Overview

Besov spaces form a scale of Banach (and quasi-Banach in some ranges) spaces that quantify the smoothness of functions or distributions in a flexible way. They are indexed by three parameters: a smoothness exponent s, an integrability exponent p, and a summability exponent q. Compared with classical Sobolev or Hölder spaces, Besov spaces capture fractional and anisotropic regularity and are well suited to fine regularity questions.

Definitions and characterizations

There are several equivalent ways to define Besov spaces. One is by using finite differences: control of k-th order difference increments at scale h measured in L^p and summed with an l^q-norm across scales defines the space B^s_{p,q}. Another common approach uses a Littlewood–Paley frequency decomposition: the size of dyadic frequency pieces weighted by 2^{js} and aggregated in l^q produces an equivalent norm. Wavelet coefficient decay also provides a discrete characterization, which is convenient in numerical work.

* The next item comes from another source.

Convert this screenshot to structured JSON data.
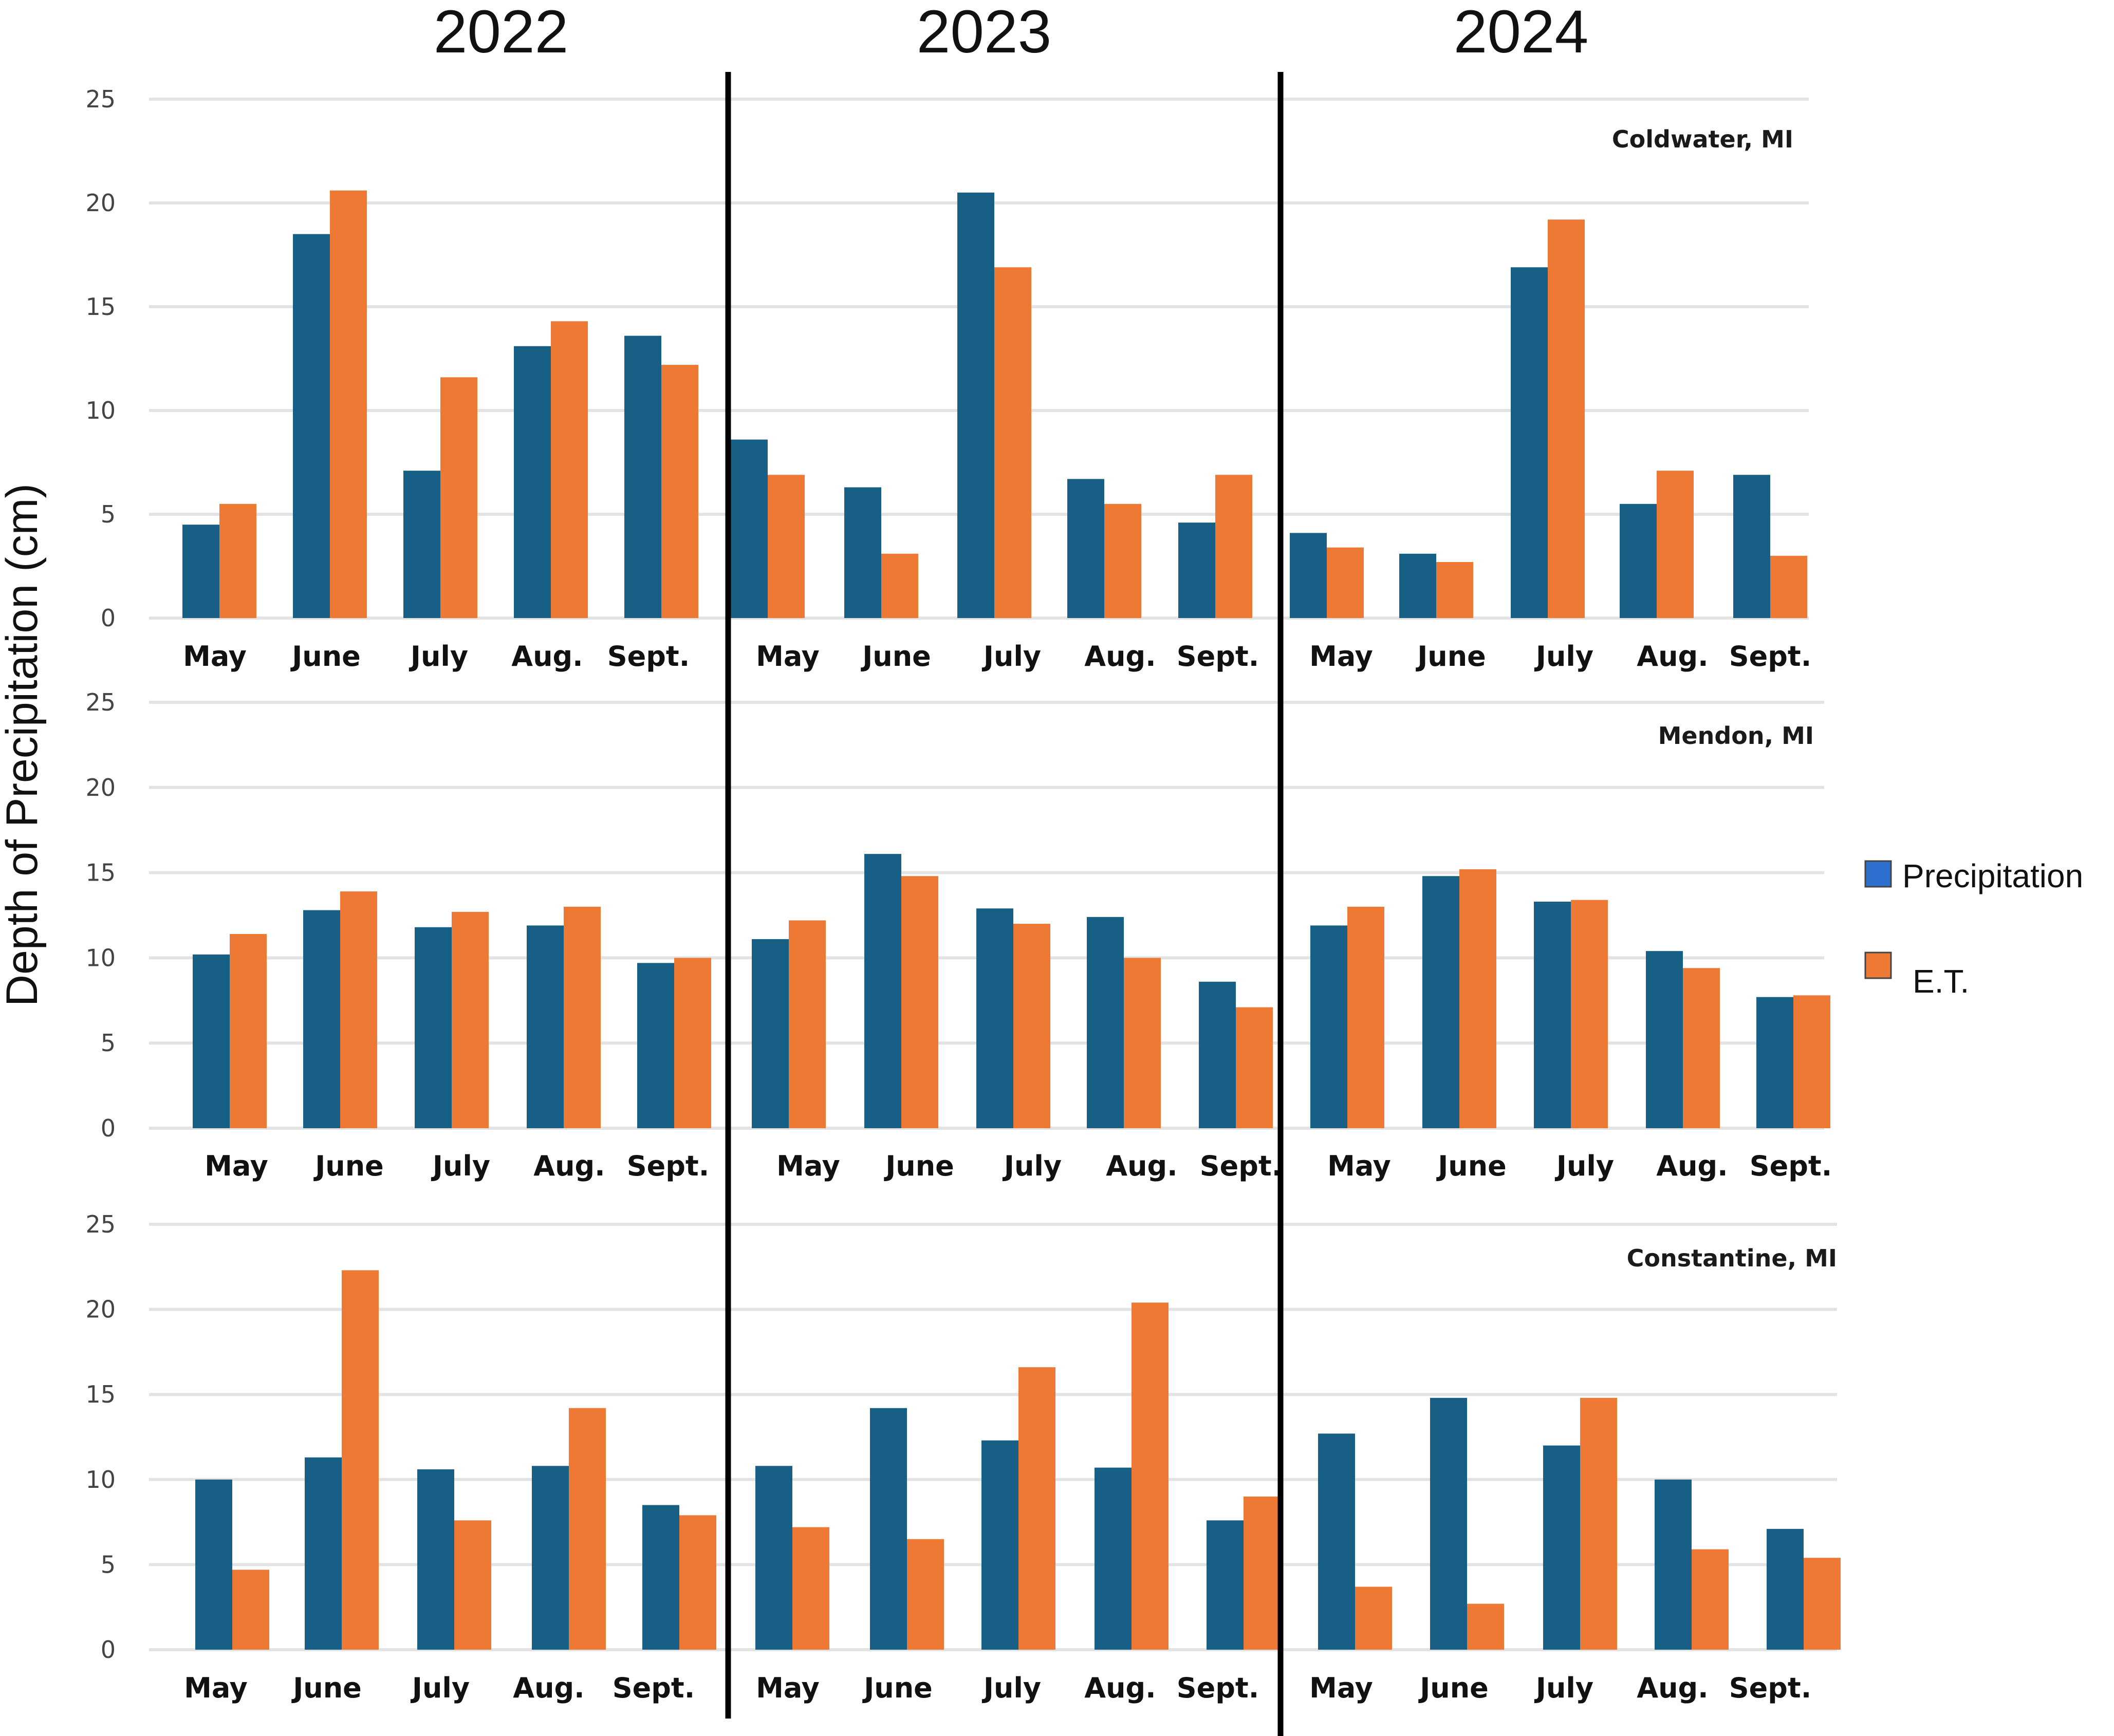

Relations and notable facts

Besov spaces generalize several classical spaces. For example, B^s_{2,2} coincides with the L^2-based Sobolev (or Bessel potential) space H^s. When q=\infty and p=\infty, certain Besov spaces recover Hölder–Zygmund classes. Besov scales enjoy embedding theorems, interpolation properties, and trace theorems specifying boundary values of functions on lower-dimensional sets.

Applications and importance

These spaces appear across analysis and applied mathematics: they provide natural regularity frameworks for nonlinear partial differential equations, for quantifying error in approximation and compression, and in image processing where sparsity in wavelet bases is modeled by Besov norms. For introductions focused on PDE applications see PDE theory resources.

History and context

The spaces are named after the Russian mathematician Oleg Besov who studied them in the mid-20th century. Modern theory connects them to interpolation theory, Fourier analysis, and harmonic analysis, making them a central tool when fractional smoothness and fine-scale structure matter.